Time for an apéritif! Here's what to serve for this ritualistic pre-dinner drink. And no, apéritif is not just another word for "cocktail." Vive la difference!
I travel to Provence often. I better not catch anyone putting anything like menthe in my pastis! I do go for the more artisanal varieties or the commercial Henri Bardouin that have more interesting flavors from the garrique.
I detest cloying sweet wines, but I love the Muscat de Beaume de Venise as an aperitif. First experiencing it as an aperitif in Provence is one the primary reasons I wanted to return. I judge local Provence restaurants by whether they offer BdV as an aperitif or not. It is especially good with the local melons. Sometimes I put some BdV in the cavity of half melon along with a fresh strawberry.
LOL! If we ever cross paths in France (and one day, I hope we do!), I most certainly will not offer you a Perroquet!
I'm so glad you mention that you are not a sweet-wine lover, but you like Muscat de Beaume de Venise as an aperitif. The first thing people ask me when I suggest a fortified wine for an aperitif is, "Is it sweet?" They wrinkle their nose when I try to explain that yes, it can register as sweet, but in a fascinating, nuanced way. It's a hard sell. Some people are really pretty closed minded about these wines as aperitifs--and I think they're missing out on so much!
Love this!

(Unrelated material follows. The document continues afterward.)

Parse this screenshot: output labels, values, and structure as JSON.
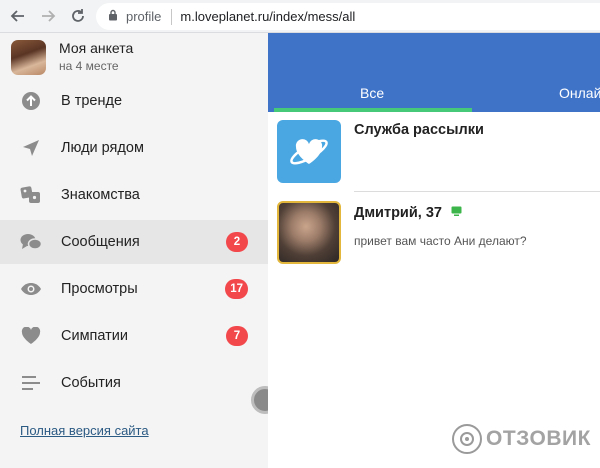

Reminds me of the Lambeth Walk Fizz cocktail recipe I adapted from James Beard winning bar Maison Premiere for easy home mixing!
It’s a decadent ode to New Orleans culture, giving the creamy Ramos Gin Fizz a tropical, Willy Wonka-esque spin.
check it out:
https://thesecretingredient.substack.com/p/get-james-beard-winner-maison-premieres
I travel to Provence often. I better not catch anyone putting anything like menthe in my pastis! I do go for the more artisanal varieties or the commercial Henri Bardouin that have more interesting flavors from the garrique.
I detest cloying sweet wines, but I love the Muscat de Beaume de Venise as an aperitif. First experiencing it as an aperitif in Provence is one the primary reasons I wanted to return. I judge local Provence restaurants by whether they offer BdV as an aperitif or not. It is especially good with the local melons. Sometimes I put some BdV in the cavity of half melon along with a fresh strawberry.
LOL! If we ever cross paths in France (and one day, I hope we do!), I most certainly will not offer you a Perroquet!
I'm so glad you mention that you are not a sweet-wine lover, but you like Muscat de Beaume de Venise as an aperitif. The first thing people ask me when I suggest a fortified wine for an aperitif is, "Is it sweet?" They wrinkle their nose when I try to explain that yes, it can register as sweet, but in a fascinating, nuanced way. It's a hard sell. Some people are really pretty closed minded about these wines as aperitifs--and I think they're missing out on so much!
Thanks for sharing this!
We will be in Bédoin all of June this summer drinking pastis, BdV, and local wines
Ah! Wish we were going to be around that way. Not headed to France this summer, unhappily! But thanks for letting me know.
The Pineau des Charentes sounds perfect
It is amazing. And Iowa City-based Robert Morey, who owns Best Case Wines, imports it, so there may be some around your neck of the woods.
Love the photo from Collioure! I knew where you were the moment I saw it!